John Giblin

Position title: Dana-Allen Dissertation Fellow (2020-2021)

Address:
Spanish and Portuguese, UW-Madison

Man standing outside smiling wearing a blue coat and glasses in front of a lanscape (Cuenca, Spain).

Baroque Genres: Theorizing the Early Modern Spanish Picaresque through Miguel de Cervantes

This dissertation considers the emergence of imperfectly formed genres in seventeenth-century Spain to theorize the picaresque. By focusing on a text’s ability to participate in multiple genres due to characteristics perceived by readers, authors, book sellers, and critics, I question idealistic tendencies that encumbered previous analyses of the picaresque and Cervantes. This framework allows me to identify formal and thematic interactions with the picaresque and other genres in Pedro de Urdemalas, Rinconete y Cortadillo, La ilustre fregona, El casamiento engañoso y Coloquio de los perros, and La tía fingida. These textual analyses reveal overlooked socioliterary criticisms of hegemonic institutions.

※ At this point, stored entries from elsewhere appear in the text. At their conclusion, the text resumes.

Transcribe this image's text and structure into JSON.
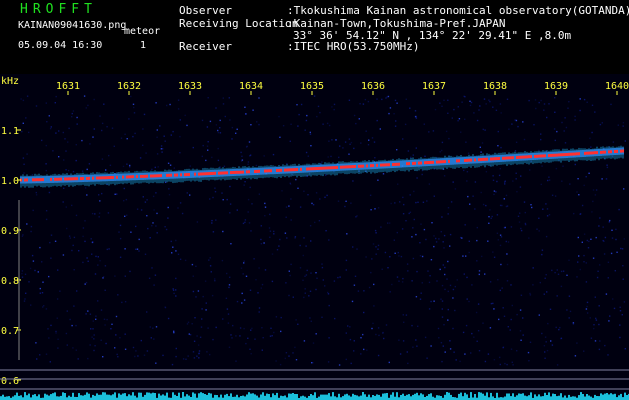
{
  "header": {
    "title": "HROFFT",
    "filename": "KAINAN09041630.png",
    "date_time": "05.09.04 16:30",
    "meteor_label": "meteor",
    "meteor_count": "1",
    "observer_label": "Observer",
    "observer_value": ":Tkokushima Kainan astronomical observatory(GOTANDA)",
    "location_label": "Receiving Location",
    "location_value": ":Kainan-Town,Tokushima-Pref.JAPAN",
    "coords_value": "33° 36' 54.12\" N , 134° 22' 29.41\" E ,8.0m",
    "receiver_label": "Receiver",
    "receiver_value": ":ITEC HRO(53.750MHz)"
  },
  "spectrogram": {
    "y_unit": "kHz",
    "y_ticks": [
      "1.1",
      "1.0",
      "0.9",
      "0.8",
      "0.7",
      "0.6"
    ],
    "x_ticks": [
      "1631",
      "1632",
      "1633",
      "1634",
      "1635",
      "1636",
      "1637",
      "1638",
      "1639",
      "1640"
    ],
    "colors": {
      "background": "#000010",
      "noise": "#1020a0",
      "echo_core": "#ff3030",
      "echo_halo": "#20c0ff",
      "bottom_band": "#20e0ff"
    }
  }
}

John Giblin is a sixth-year Ph.D. student in Spanish Literature at the University of Wisconsin-Madison. He is currently writing a dissertation related to Cervantes and the Picaresque with the working title Baroque Genres: Theorizing the Early Modern Spanish Picaresque through Cervantes. He is a Dana-Allen Dissertation Fellow for 2020-2021. He graduated from the University of Colorado Boulder in 2013 with a Masters in Spanish Literature and from the University of Central Florida in 2011 with dual degrees in Spanish and Political Science. He is a graduate from the Burnett Honors College; his Honors in a Major thesis was titled “Destiny, Honor, and the Seven Deadly Sins in La vida de Lázarillo de Tormes y de sus fortunas y adversidades”. As an undergraduate, he studied abroad in Alcalá de Henares, Spain. Following his Masters degree, he taught English abroad in Córdoba Spain and Madrid for two years. His areas of interest are XVI and XVII century prose fiction, satire, the picaresque, Cervantes, and literary theory.